In some ways the debate reflects an age-old question pondered by economists when discussing retail behavior. "If you're a restaurant, are you better off putting yourself across town to get away from competition, or would you be better off being on the same street with all the other restaurants?" asked Austan Goolsbee, professor of economics at the University of Chicago Graduate School of Business. The answer, Mr. Goolsbee said, comes down to a complicated set of tradeoffs between losing sales by being too close to the competition and gaining customers because more people overall are attracted to a concentrated group.

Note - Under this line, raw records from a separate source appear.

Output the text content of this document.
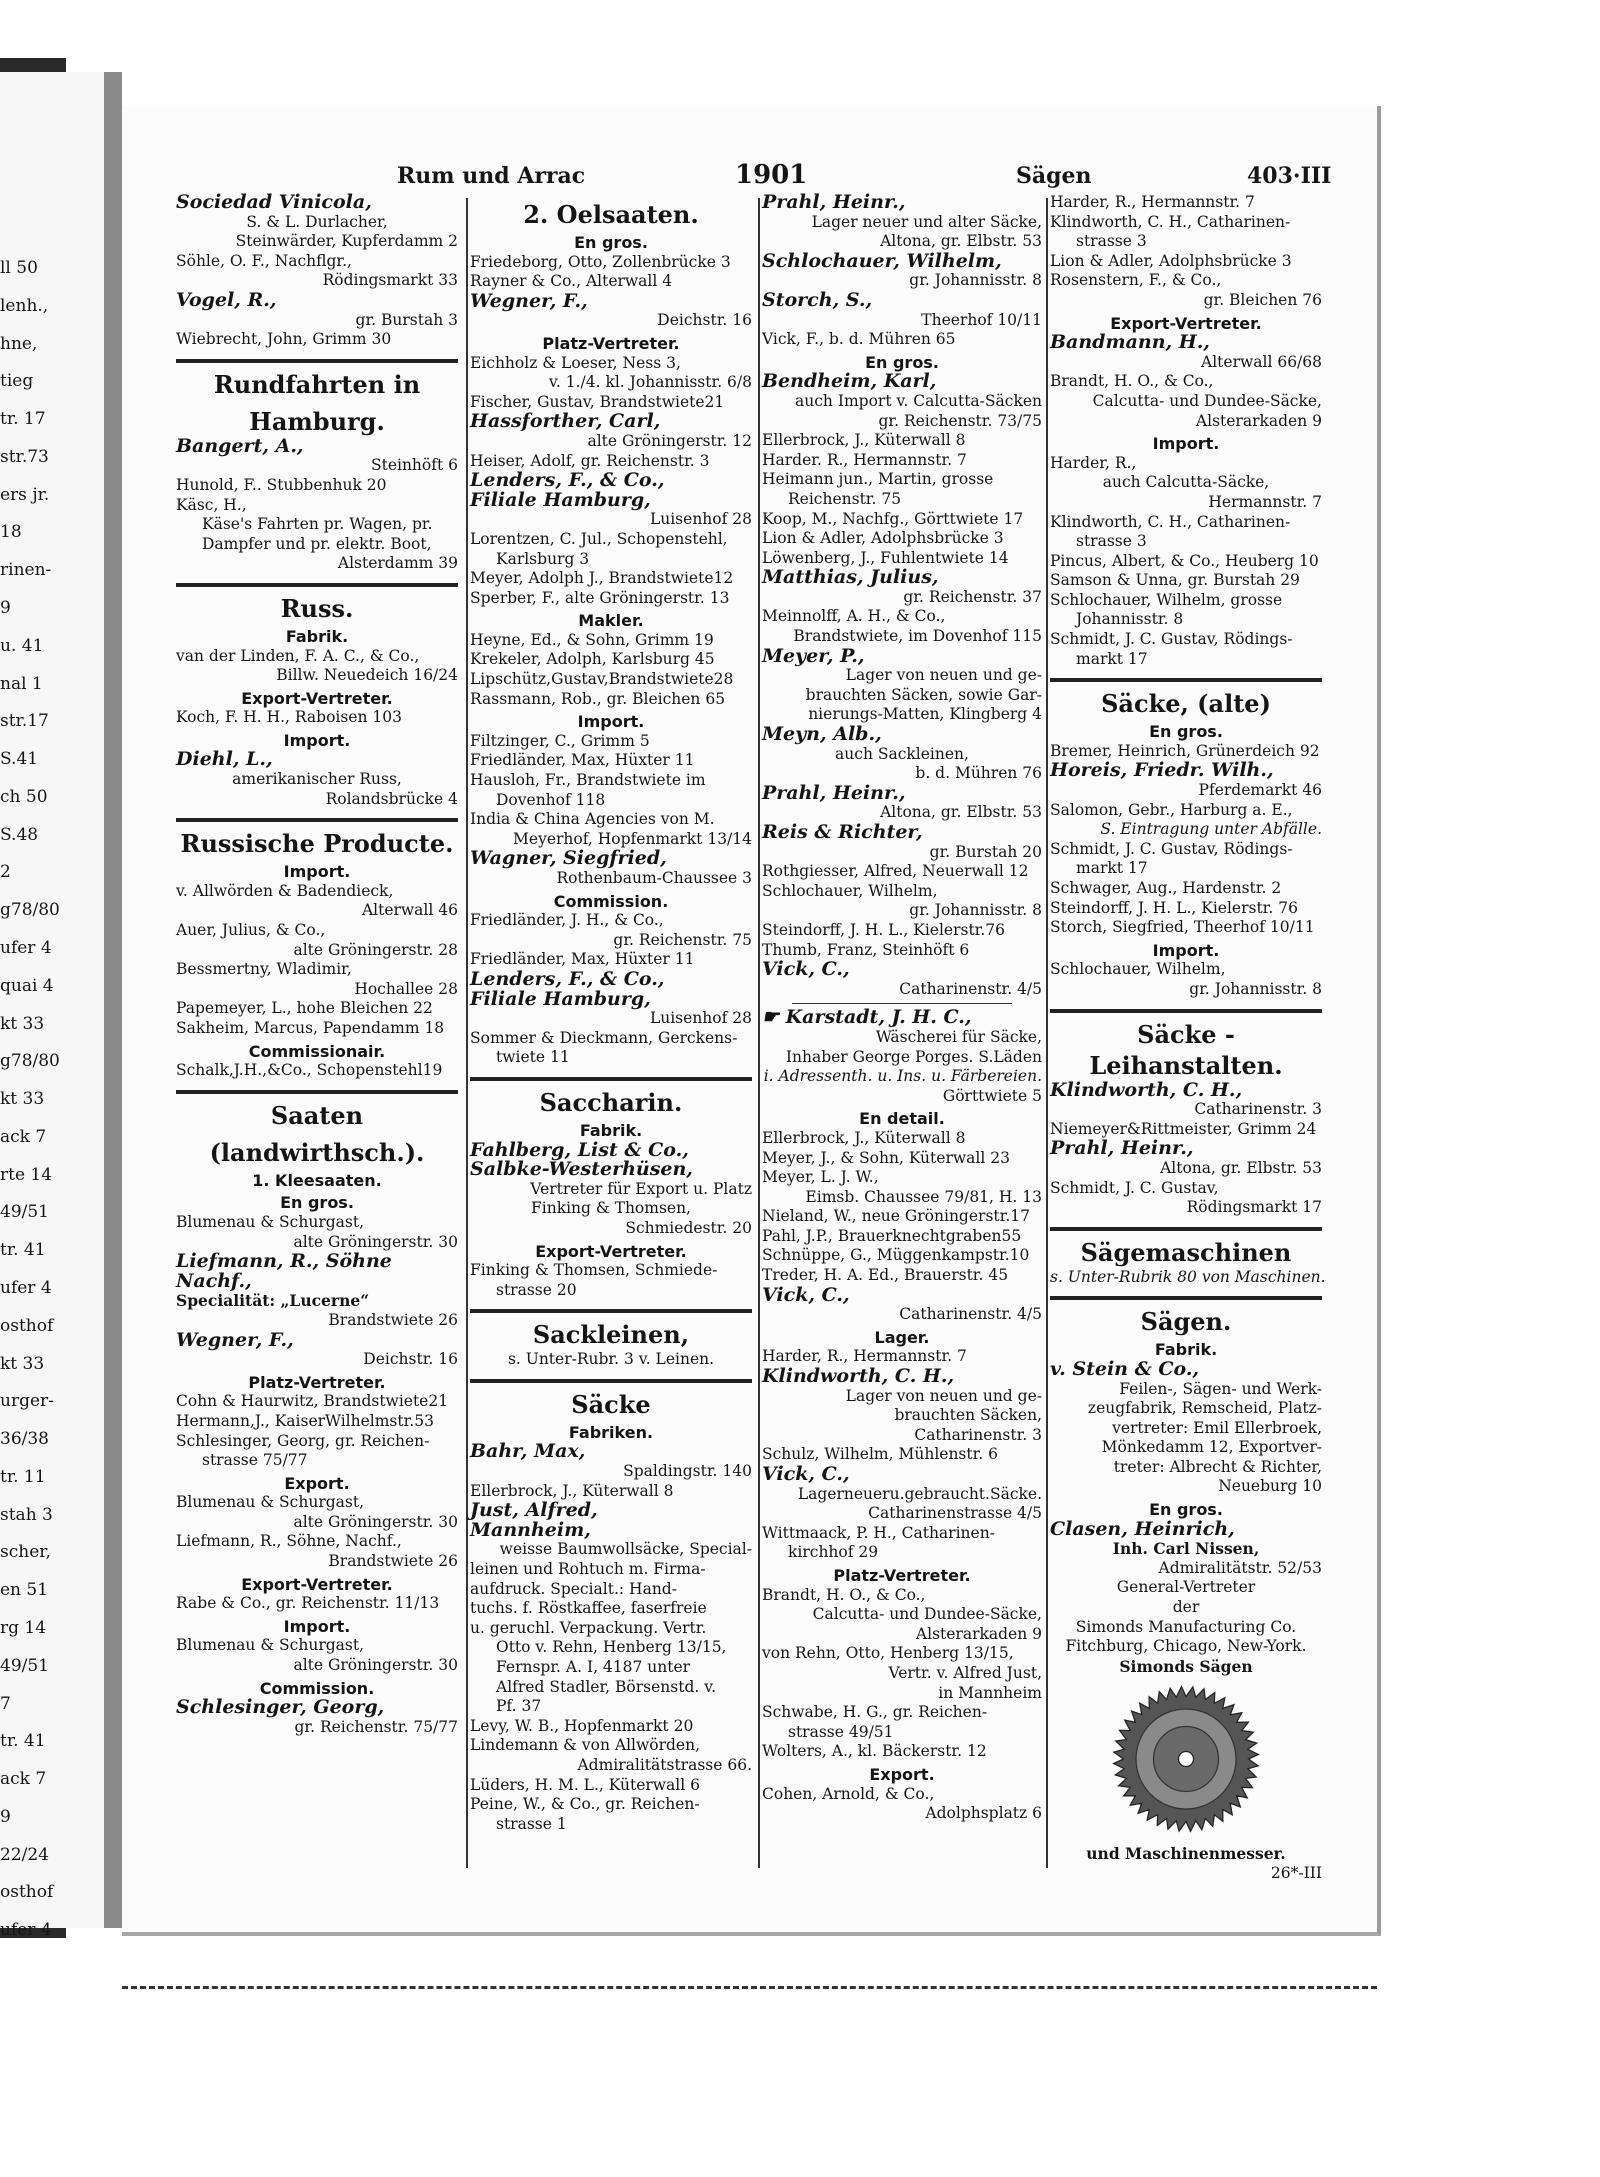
ll 50
lenh.,
hne,
tieg
tr. 17
str.73
ers jr.
18
rinen-
9
u. 41
nal 1
str.17
S.41
ch 50
S.48
2
g78/80
ufer 4
quai 4
kt 33
g78/80
kt 33
ack 7
rte 14
49/51
tr. 41
ufer 4
osthof
kt 33
urger-
36/38
tr. 11
stah 3
scher,
en 51
rg 14
49/51
7
tr. 41
ack 7
9
22/24
osthof
ufer 4
Rum und Arrac	1901	Sägen	403·III
Sociedad Vinicola,
S. & L. Durlacher,
Steinwärder, Kupferdamm 2
Söhle, O. F., Nachflgr.,
Rödingsmarkt 33
Vogel, R.,
gr. Burstah 3
Wiebrecht, John, Grimm 30
Rundfahrten in
Hamburg.
Bangert, A.,
Steinhöft 6
Hunold, F.. Stubbenhuk 20
Käsc, H.,
Käse's Fahrten pr. Wagen, pr.
Dampfer und pr. elektr. Boot,
Alsterdamm 39
Russ.
Fabrik.
van der Linden, F. A. C., & Co.,
Billw. Neuedeich 16/24
Export-Vertreter.
Koch, F. H. H., Raboisen 103
Import.
Diehl, L.,
amerikanischer Russ,
Rolandsbrücke 4
Russische Producte.
Import.
v. Allwörden & Badendieck,
Alterwall 46
Auer, Julius, & Co.,
alte Gröningerstr. 28
Bessmertny, Wladimir,
Hochallee 28
Papemeyer, L., hohe Bleichen 22
Sakheim, Marcus, Papendamm 18
Commissionair.
Schalk,J.H.,&Co., Schopenstehl19
Saaten
(landwirthsch.).
1. Kleesaaten.
En gros.
Blumenau & Schurgast,
alte Gröningerstr. 30
Liefmann, R., Söhne
Nachf.,
Specialität: „Lucerne“
Brandstwiete 26
Wegner, F.,
Deichstr. 16
Platz-Vertreter.
Cohn & Haurwitz, Brandstwiete21
Hermann,J., KaiserWilhelmstr.53
Schlesinger, Georg, gr. Reichen-
strasse 75/77
Export.
Blumenau & Schurgast,
alte Gröningerstr. 30
Liefmann, R., Söhne, Nachf.,
Brandstwiete 26
Export-Vertreter.
Rabe & Co., gr. Reichenstr. 11/13
Import.
Blumenau & Schurgast,
alte Gröningerstr. 30
Commission.
Schlesinger, Georg,
gr. Reichenstr. 75/77
2. Oelsaaten.
En gros.
Friedeborg, Otto, Zollenbrücke 3
Rayner & Co., Alterwall 4
Wegner, F.,
Deichstr. 16
Platz-Vertreter.
Eichholz & Loeser, Ness 3,
v. 1./4. kl. Johannisstr. 6/8
Fischer, Gustav, Brandstwiete21
Hassforther, Carl,
alte Gröningerstr. 12
Heiser, Adolf, gr. Reichenstr. 3
Lenders, F., & Co.,
Filiale Hamburg,
Luisenhof 28
Lorentzen, C. Jul., Schopenstehl,
Karlsburg 3
Meyer, Adolph J., Brandstwiete12
Sperber, F., alte Gröningerstr. 13
Makler.
Heyne, Ed., & Sohn, Grimm 19
Krekeler, Adolph, Karlsburg 45
Lipschütz,Gustav,Brandstwiete28
Rassmann, Rob., gr. Bleichen 65
Import.
Filtzinger, C., Grimm 5
Friedländer, Max, Hüxter 11
Hausloh, Fr., Brandstwiete im
Dovenhof 118
India & China Agencies von M.
Meyerhof, Hopfenmarkt 13/14
Wagner, Siegfried,
Rothenbaum-Chaussee 3
Commission.
Friedländer, J. H., & Co.,
gr. Reichenstr. 75
Friedländer, Max, Hüxter 11
Lenders, F., & Co.,
Filiale Hamburg,
Luisenhof 28
Sommer & Dieckmann, Gerckens-
twiete 11
Saccharin.
Fabrik.
Fahlberg, List & Co.,
Salbke-Westerhüsen,
Vertreter für Export u. Platz
Finking & Thomsen,
Schmiedestr. 20
Export-Vertreter.
Finking & Thomsen, Schmiede-
strasse 20
Sackleinen,
s. Unter-Rubr. 3 v. Leinen.
Säcke
Fabriken.
Bahr, Max,
Spaldingstr. 140
Ellerbrock, J., Küterwall 8
Just, Alfred,
Mannheim,
weisse Baumwollsäcke, Special-
leinen und Rohtuch m. Firma-
aufdruck. Specialt.: Hand-
tuchs. f. Röstkaffee, faserfreie
u. geruchl. Verpackung. Vertr.
Otto v. Rehn, Henberg 13/15,
Fernspr. A. I, 4187 unter
Alfred Stadler, Börsenstd. v.
Pf. 37
Levy, W. B., Hopfenmarkt 20
Lindemann & von Allwörden,
Admiralitätstrasse 66.
Lüders, H. M. L., Küterwall 6
Peine, W., & Co., gr. Reichen-
strasse 1
Prahl, Heinr.,
Lager neuer und alter Säcke,
Altona, gr. Elbstr. 53
Schlochauer, Wilhelm,
gr. Johannisstr. 8
Storch, S.,
Theerhof 10/11
Vick, F., b. d. Mühren 65
En gros.
Bendheim, Karl,
auch Import v. Calcutta-Säcken
gr. Reichenstr. 73/75
Ellerbrock, J., Küterwall 8
Harder. R., Hermannstr. 7
Heimann jun., Martin, grosse
Reichenstr. 75
Koop, M., Nachfg., Görttwiete 17
Lion & Adler, Adolphsbrücke 3
Löwenberg, J., Fuhlentwiete 14
Matthias, Julius,
gr. Reichenstr. 37
Meinnolff, A. H., & Co.,
Brandstwiete, im Dovenhof 115
Meyer, P.,
Lager von neuen und ge-
brauchten Säcken, sowie Gar-
nierungs-Matten, Klingberg 4
Meyn, Alb.,
auch Sackleinen,
b. d. Mühren 76
Prahl, Heinr.,
Altona, gr. Elbstr. 53
Reis & Richter,
gr. Burstah 20
Rothgiesser, Alfred, Neuerwall 12
Schlochauer, Wilhelm,
gr. Johannisstr. 8
Steindorff, J. H. L., Kielerstr.76
Thumb, Franz, Steinhöft 6
Vick, C.,
Catharinenstr. 4/5
☛ Karstadt, J. H. C.,
Wäscherei für Säcke,
Inhaber George Porges. S.Läden
i. Adressenth. u. Ins. u. Färbereien.
Görttwiete 5
En detail.
Ellerbrock, J., Küterwall 8
Meyer, J., & Sohn, Küterwall 23
Meyer, L. J. W.,
Eimsb. Chaussee 79/81, H. 13
Nieland, W., neue Gröningerstr.17
Pahl, J.P., Brauerknechtgraben55
Schnüppe, G., Müggenkampstr.10
Treder, H. A. Ed., Brauerstr. 45
Vick, C.,
Catharinenstr. 4/5
Lager.
Harder, R., Hermannstr. 7
Klindworth, C. H.,
Lager von neuen und ge-
brauchten Säcken,
Catharinenstr. 3
Schulz, Wilhelm, Mühlenstr. 6
Vick, C.,
Lagerneueru.gebraucht.Säcke.
Catharinenstrasse 4/5
Wittmaack, P. H., Catharinen-
kirchhof 29
Platz-Vertreter.
Brandt, H. O., & Co.,
Calcutta- und Dundee-Säcke,
Alsterarkaden 9
von Rehn, Otto, Henberg 13/15,
Vertr. v. Alfred Just,
in Mannheim
Schwabe, H. G., gr. Reichen-
strasse 49/51
Wolters, A., kl. Bäckerstr. 12
Export.
Cohen, Arnold, & Co.,
Adolphsplatz 6
Harder, R., Hermannstr. 7
Klindworth, C. H., Catharinen-
strasse 3
Lion & Adler, Adolphsbrücke 3
Rosenstern, F., & Co.,
gr. Bleichen 76
Export-Vertreter.
Bandmann, H.,
Alterwall 66/68
Brandt, H. O., & Co.,
Calcutta- und Dundee-Säcke,
Alsterarkaden 9
Import.
Harder, R.,
auch Calcutta-Säcke,
Hermannstr. 7
Klindworth, C. H., Catharinen-
strasse 3
Pincus, Albert, & Co., Heuberg 10
Samson & Unna, gr. Burstah 29
Schlochauer, Wilhelm, grosse
Johannisstr. 8
Schmidt, J. C. Gustav, Rödings-
markt 17
Säcke, (alte)
En gros.
Bremer, Heinrich, Grünerdeich 92
Horeis, Friedr. Wilh.,
Pferdemarkt 46
Salomon, Gebr., Harburg a. E.,
S. Eintragung unter Abfälle.
Schmidt, J. C. Gustav, Rödings-
markt 17
Schwager, Aug., Hardenstr. 2
Steindorff, J. H. L., Kielerstr. 76
Storch, Siegfried, Theerhof 10/11
Import.
Schlochauer, Wilhelm,
gr. Johannisstr. 8
Säcke -Leihanstalten.
Klindworth, C. H.,
Catharinenstr. 3
Niemeyer&Rittmeister, Grimm 24
Prahl, Heinr.,
Altona, gr. Elbstr. 53
Schmidt, J. C. Gustav,
Rödingsmarkt 17
Sägemaschinen
s. Unter-Rubrik 80 von Maschinen.
Sägen.
Fabrik.
v. Stein & Co.,
Feilen-, Sägen- und Werk-
zeugfabrik, Remscheid, Platz-
vertreter: Emil Ellerbroek,
Mönkedamm 12, Exportver-
treter: Albrecht & Richter,
Neueburg 10
En gros.
Clasen, Heinrich,
Inh. Carl Nissen,
Admiralitätstr. 52/53
General-Vertreter
der
Simonds Manufacturing Co.
Fitchburg, Chicago, New-York.
Simonds Sägen
und Maschinenmesser.
26*-III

Of course, there's a critical assumption here: That the products are in fact replacements for each other. And that is where things begin to get truly interesting, in a morbid sort of way. Children's fantasy is an excellent example. Prior to the appearance of a certain boy wizard a few years ago, children's fantasy did not get much attention in the publishing hierarchy, despite the long sales records of The Wizard of Oz (and its twenty-odd "sequels") and other examples. It is now a fad, a growth segment in the publishing marketplace—primarily because publishers want to replicate the success of Harry Potter. I suppose that some of this is just corporate politics writ large—back in the 1970s and 1980s, the myth that "nobody ever got fired for buying IBM" among information technology managers has gotten a skewed translation to "nobody ever got fired for acquiring kiddie books with dragons." (It's another way to shift blame onto someone else—it must have been the sales-and-marketing-dorks' fault if I gave them exactly what somebody else had been successful with.) Of course, if the copy is too close one ends up in court… or poisoning the marketplace.


  1. Of course, at least some of this is because publishers try to leverage their size with their lawyers, hoping to intimidate the other side. It reminds me of silverback gorillas at the zoo—and it's just as likely to truly establish (or reinforce) dominance as a bunch of captive males beating their chests.